Members of Conder’s community approached nearby Lancaster University’s special projects unit with a proposition: Give them the materials to build a Wi-Fi network, and they would collect data that allowed them to study the bandwidth needs of a family, traffic management, and security problems. “The university was pleased because we were doing all the work, and they were getting all the research,” she says. “We were the white mice.” After a few false starts, things ran smoothly enough, until, as Conder tells it, “some idiot invented YouTube.”
With everyone trying to upload and download videos, stream movies, or play online games, the village’s entire network slowed to a crawl. “We were stuffed,” Conder says. They approached the university, which agreed to upgrade the network at a cost of around 17,000 pounds so long as the residents continued acting as their “white mice.”
But as nearby villages began to learn about the network, they wanted in too, and the university had no incentive to expand. “They had their white mice, they didn’t want to be overridden by white mice,” Conder says. Plus, the residents knew that, because of the high cost of the project, they wouldn’t be able to ride the Wi-Fi gravy train forever. “We knew our days were numbered, that we’d have to pick up the bill once the project was finished.”
So began the project that would come to be known as B4RN (pronounced “Barn”), a truly independent Internet provider for the rural communities of Lancashire.
Using the technology knowledge they amassed during years building and maintaining their own network, the residents developed a business plan for hooking into the country’s fiber system. First, they tried to get funding from the government, but that was a dead end. “Big society, Digital Britain, all the buzzwords,” Conder says. “We tried all the funders, and they all said, it’s OK, [British Telecommunications] is gonna bring super-fast broadband to your area, don’t worry, you’ll be fine. But nobody would help us.”

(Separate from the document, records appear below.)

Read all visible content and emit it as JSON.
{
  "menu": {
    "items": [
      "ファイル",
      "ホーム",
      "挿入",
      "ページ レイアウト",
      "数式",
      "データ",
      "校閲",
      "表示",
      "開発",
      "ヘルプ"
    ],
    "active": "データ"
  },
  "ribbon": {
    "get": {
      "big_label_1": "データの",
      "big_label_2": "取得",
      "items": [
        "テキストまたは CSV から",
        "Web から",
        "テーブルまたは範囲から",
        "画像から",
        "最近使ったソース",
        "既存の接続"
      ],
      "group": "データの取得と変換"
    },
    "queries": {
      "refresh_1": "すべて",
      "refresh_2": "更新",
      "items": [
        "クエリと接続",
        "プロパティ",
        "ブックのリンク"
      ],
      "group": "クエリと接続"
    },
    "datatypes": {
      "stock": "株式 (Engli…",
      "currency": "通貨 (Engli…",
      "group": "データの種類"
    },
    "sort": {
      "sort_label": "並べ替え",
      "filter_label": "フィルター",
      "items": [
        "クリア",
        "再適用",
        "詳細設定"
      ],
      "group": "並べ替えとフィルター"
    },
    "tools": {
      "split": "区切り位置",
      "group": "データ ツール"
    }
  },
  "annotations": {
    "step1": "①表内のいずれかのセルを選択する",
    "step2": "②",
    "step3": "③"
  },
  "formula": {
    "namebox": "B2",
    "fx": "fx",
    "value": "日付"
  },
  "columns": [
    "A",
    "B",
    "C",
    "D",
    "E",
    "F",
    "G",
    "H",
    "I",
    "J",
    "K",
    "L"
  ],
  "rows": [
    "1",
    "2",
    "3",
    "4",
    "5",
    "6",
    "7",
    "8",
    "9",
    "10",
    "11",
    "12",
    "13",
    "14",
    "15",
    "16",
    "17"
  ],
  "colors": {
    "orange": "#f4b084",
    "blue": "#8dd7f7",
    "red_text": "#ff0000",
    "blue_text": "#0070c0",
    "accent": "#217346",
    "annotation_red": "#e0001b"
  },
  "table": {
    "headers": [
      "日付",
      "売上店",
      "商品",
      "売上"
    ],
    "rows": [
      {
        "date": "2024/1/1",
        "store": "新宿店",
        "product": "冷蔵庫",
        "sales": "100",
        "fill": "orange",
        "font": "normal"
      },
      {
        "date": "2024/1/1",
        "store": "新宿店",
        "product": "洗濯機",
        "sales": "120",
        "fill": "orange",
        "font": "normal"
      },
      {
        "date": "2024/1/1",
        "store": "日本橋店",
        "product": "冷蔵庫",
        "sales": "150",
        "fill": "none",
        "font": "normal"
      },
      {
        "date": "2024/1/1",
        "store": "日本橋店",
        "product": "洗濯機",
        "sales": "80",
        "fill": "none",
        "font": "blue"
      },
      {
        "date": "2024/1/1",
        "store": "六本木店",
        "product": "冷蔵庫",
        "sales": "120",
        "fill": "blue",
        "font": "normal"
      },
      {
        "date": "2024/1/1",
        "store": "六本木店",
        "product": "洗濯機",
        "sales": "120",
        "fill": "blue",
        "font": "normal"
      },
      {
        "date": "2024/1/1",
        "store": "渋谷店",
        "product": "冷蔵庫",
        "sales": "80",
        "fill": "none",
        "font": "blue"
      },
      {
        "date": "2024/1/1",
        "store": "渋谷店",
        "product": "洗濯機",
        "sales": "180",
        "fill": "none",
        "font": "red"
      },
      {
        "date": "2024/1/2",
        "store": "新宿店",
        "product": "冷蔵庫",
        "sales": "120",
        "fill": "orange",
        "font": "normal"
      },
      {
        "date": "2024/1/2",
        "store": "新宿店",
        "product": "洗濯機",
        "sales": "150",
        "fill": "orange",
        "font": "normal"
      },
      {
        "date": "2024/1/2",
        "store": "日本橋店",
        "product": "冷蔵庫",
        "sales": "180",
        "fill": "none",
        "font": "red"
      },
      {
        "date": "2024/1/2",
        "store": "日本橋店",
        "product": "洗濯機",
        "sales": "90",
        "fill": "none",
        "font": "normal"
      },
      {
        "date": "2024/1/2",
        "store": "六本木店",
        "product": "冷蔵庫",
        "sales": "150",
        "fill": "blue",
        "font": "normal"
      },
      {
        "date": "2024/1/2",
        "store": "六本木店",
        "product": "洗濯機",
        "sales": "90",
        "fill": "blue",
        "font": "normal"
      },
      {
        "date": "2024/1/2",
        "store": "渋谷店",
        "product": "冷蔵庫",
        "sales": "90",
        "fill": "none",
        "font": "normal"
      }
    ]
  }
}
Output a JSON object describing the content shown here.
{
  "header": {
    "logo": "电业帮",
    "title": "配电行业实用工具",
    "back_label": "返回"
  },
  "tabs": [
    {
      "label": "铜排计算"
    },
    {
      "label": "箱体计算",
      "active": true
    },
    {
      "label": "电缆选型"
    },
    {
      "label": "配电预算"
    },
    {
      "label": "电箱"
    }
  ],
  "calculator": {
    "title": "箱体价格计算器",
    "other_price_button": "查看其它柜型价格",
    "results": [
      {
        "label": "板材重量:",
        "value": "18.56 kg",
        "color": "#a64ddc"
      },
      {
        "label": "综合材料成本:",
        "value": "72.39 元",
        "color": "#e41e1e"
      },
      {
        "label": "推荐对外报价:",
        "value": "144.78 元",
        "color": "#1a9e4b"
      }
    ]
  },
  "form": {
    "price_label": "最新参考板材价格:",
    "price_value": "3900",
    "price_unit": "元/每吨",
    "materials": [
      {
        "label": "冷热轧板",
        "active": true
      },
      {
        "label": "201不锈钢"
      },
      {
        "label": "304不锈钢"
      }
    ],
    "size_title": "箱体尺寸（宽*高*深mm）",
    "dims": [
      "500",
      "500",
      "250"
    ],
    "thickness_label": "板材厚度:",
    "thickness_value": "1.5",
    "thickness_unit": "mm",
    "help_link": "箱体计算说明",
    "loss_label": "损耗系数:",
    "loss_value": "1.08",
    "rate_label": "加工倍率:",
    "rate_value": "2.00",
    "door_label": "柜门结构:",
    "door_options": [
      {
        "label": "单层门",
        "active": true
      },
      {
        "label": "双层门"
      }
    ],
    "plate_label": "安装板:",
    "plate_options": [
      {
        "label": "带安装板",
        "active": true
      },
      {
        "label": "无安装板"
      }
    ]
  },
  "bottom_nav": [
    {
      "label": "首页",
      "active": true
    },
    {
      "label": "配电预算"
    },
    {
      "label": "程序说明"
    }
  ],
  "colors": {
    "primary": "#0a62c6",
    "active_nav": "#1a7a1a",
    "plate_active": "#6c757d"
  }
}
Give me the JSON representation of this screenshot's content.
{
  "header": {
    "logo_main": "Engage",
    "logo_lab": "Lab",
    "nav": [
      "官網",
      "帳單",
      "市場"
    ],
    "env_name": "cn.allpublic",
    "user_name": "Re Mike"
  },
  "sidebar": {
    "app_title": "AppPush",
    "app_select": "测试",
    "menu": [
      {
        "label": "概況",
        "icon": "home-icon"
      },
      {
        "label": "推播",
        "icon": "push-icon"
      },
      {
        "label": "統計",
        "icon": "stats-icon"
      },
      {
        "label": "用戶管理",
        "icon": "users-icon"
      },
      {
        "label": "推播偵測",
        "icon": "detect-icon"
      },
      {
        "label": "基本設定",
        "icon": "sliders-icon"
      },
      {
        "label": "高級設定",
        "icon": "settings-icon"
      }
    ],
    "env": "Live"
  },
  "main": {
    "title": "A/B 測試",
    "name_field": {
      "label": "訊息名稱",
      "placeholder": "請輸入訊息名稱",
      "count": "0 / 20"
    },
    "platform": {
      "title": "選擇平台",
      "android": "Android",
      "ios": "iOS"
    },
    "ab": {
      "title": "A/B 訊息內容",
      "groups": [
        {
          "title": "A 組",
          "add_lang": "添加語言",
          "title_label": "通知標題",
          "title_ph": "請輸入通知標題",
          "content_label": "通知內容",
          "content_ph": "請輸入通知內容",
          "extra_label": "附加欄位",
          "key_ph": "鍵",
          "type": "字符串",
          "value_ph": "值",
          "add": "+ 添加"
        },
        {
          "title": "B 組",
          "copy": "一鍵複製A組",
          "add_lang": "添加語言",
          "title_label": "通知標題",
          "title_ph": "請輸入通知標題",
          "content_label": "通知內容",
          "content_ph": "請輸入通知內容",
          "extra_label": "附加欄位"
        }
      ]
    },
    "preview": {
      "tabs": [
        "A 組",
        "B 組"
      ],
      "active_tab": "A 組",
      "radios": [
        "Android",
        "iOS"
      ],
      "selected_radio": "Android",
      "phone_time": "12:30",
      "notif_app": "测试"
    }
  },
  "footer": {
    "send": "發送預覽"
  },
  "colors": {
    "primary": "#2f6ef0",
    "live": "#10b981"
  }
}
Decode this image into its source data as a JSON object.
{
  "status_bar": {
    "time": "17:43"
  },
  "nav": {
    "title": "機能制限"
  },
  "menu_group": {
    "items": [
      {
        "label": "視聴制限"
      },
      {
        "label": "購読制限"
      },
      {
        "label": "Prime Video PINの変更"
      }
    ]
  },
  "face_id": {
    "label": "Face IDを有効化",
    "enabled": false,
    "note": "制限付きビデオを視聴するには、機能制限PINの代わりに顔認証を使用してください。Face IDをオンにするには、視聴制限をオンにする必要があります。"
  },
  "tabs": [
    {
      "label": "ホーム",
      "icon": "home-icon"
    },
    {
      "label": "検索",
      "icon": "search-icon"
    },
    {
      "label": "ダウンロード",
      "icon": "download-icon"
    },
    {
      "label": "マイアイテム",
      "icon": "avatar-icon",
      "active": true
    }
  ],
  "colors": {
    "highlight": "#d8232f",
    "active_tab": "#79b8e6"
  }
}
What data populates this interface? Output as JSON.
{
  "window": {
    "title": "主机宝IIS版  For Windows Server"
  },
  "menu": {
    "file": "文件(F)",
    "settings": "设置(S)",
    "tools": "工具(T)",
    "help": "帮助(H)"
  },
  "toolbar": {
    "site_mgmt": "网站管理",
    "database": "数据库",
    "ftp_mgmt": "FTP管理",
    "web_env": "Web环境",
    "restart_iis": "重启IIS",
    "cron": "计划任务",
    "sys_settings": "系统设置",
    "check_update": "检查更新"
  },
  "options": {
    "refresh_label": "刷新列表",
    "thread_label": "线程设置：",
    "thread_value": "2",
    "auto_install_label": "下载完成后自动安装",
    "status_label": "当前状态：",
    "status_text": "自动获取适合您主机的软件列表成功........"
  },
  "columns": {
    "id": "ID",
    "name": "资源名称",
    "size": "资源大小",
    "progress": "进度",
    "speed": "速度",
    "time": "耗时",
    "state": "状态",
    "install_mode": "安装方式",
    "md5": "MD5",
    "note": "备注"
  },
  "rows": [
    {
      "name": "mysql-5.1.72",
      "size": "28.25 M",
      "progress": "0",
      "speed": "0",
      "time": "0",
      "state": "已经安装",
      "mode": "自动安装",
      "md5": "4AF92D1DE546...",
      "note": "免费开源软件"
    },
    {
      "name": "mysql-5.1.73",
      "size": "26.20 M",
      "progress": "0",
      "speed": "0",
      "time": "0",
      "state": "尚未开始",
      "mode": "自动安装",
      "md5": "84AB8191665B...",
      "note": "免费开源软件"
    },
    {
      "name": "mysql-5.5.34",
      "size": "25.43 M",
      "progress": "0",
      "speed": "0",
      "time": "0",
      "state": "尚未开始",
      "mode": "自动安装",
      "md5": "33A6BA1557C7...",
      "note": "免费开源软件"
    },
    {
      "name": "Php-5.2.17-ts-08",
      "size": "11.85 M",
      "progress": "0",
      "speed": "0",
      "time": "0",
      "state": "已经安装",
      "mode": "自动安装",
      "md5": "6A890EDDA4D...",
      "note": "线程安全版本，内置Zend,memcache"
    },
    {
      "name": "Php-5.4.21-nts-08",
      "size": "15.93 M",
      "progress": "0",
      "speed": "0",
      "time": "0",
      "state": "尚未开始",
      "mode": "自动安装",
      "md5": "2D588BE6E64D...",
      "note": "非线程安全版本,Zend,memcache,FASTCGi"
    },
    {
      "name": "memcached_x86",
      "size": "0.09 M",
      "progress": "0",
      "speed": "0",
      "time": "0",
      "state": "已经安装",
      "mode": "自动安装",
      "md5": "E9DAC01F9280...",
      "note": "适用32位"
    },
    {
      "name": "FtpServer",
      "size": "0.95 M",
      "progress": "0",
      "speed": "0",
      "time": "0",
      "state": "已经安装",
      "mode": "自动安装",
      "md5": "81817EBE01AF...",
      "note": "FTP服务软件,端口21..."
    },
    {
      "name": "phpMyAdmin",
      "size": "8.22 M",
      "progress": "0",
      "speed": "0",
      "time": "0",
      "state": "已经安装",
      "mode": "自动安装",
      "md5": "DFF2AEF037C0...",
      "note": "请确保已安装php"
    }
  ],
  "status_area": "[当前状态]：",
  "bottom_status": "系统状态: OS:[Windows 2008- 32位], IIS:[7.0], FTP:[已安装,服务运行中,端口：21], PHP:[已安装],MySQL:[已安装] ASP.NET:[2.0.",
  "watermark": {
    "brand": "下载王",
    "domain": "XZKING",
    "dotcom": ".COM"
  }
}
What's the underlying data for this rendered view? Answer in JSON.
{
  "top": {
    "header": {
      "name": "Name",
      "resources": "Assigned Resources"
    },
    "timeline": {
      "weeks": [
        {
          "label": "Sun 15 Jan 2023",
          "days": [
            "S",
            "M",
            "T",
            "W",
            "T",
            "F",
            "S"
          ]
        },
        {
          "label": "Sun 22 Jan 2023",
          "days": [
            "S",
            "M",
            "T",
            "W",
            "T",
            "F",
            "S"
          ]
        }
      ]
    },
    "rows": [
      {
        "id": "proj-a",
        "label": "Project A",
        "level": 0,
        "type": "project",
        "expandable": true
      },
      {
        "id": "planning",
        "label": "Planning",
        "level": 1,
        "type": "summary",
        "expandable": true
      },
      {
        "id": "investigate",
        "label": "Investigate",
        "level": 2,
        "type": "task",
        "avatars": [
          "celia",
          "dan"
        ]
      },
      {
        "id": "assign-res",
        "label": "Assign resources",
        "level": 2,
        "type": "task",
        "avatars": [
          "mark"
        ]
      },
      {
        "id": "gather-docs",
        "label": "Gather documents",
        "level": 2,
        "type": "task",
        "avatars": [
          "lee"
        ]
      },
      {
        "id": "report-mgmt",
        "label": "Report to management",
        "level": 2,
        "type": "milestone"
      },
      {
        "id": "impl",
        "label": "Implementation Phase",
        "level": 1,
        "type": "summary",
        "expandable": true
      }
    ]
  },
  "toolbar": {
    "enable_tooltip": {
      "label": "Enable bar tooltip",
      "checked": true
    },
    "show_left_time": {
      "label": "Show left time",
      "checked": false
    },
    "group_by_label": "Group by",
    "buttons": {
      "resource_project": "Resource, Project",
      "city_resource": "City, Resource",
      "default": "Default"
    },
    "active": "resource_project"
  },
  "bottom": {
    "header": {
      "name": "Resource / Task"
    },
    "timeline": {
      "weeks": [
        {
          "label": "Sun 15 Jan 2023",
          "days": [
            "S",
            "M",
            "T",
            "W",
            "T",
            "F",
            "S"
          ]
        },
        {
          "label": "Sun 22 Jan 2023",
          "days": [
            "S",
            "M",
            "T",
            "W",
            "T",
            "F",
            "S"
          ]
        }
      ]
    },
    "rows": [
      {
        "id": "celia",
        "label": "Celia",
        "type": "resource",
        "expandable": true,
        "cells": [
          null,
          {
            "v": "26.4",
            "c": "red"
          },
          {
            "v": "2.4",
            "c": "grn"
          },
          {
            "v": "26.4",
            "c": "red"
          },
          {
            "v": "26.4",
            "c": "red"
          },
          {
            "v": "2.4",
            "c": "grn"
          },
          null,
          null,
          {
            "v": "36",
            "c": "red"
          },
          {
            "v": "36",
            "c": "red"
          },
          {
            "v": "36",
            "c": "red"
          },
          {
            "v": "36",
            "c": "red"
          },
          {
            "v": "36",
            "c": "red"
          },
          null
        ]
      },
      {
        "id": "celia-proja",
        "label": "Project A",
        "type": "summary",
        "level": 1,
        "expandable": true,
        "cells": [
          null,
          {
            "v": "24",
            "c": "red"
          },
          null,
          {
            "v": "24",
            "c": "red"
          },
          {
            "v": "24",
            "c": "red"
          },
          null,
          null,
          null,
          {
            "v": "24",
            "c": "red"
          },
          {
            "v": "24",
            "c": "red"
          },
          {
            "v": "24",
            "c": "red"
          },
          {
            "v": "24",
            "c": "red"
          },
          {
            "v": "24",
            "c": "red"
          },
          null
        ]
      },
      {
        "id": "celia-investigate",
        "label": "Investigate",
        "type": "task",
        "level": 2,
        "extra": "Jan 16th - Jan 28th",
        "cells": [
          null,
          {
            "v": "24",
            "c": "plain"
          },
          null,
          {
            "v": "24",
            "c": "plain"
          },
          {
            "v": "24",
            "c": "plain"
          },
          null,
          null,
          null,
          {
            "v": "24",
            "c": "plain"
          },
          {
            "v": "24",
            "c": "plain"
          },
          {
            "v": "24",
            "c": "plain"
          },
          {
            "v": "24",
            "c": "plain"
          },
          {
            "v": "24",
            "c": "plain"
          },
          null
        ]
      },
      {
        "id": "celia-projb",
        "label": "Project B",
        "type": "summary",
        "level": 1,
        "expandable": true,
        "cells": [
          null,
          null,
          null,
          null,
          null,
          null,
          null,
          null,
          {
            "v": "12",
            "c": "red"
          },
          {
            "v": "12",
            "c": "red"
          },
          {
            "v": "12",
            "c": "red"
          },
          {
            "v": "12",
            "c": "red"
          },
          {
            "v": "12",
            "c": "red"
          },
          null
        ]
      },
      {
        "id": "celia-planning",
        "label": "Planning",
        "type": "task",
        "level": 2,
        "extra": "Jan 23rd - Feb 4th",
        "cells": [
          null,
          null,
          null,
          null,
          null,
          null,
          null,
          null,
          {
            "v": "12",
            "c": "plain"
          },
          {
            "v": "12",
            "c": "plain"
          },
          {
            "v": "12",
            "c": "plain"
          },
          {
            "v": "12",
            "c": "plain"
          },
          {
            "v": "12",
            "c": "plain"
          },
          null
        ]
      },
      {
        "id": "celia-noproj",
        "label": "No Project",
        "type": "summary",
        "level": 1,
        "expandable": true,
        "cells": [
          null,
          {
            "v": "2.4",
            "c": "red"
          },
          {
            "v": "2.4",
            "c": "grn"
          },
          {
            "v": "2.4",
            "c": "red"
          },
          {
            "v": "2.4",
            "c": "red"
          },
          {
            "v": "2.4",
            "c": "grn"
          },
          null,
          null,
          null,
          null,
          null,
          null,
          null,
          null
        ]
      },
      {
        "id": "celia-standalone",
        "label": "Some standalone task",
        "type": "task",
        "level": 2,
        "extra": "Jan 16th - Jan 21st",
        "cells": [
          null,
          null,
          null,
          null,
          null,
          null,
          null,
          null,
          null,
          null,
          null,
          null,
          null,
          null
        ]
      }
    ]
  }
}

The residents chose instead to go about it on their own. First, they’d need to raise enough money to cover rent, equipment, and someone to look after the customers. Under the leadership of Barry Forde, a retired professor who is “the brains behind us,” and about 10 other folks from the community, a new collective emerged. On December 15th, 2011, they approached their neighbors with the claim that, if they raised enough money by February 29th, leap day of the following year, they’d start connecting all the villages, including the ones who couldn’t hook into the university’s Wi-Fi signal previously. When deadline day came, they overshot their goal by 100,000 pounds.
The first year was slow-going because of heavy rains: Only 17 customers hooked up by August. “Keeping those customers [on] was the cost of keeping 20,000 customers [on],” Conder says. “We were bleeding money.” But they kept digging and hooking up new customers. When the diggers would reach a new community, farmers would lend their labor and equipment to move the project along faster. By the end of 2013, the project was solvent. Most of the work is still done by volunteers, including Conder, but the company now has 15 paid staff members. The network currently has 2,500 customers, with more coming online every week.
“Barry wants to hit 3,000 by March,” Conder say. “He’s the eternal bloody optimist, is Barry.”
What are the tricks to getting this kind of independent Internet connection? For Conder, it certainly helps if you start with a community that has nothing better to do. “People like you are totally useless to us,” she says to me. “We need people who retired at 55 or 60, have a decent company pension, whose needs aren’t great, and they’re bored!”
But even without that ideal clay from which to build, Conder wants everyone to know that laying down Internet cable is not some overly complex work that can only be accomplished by experts.
“If I can do it with five minutes training, anyone can,” Conder says. “I’m a hairdresser, so I’m used to fiddly things. But fusing fiber is much easier than doing a perm.”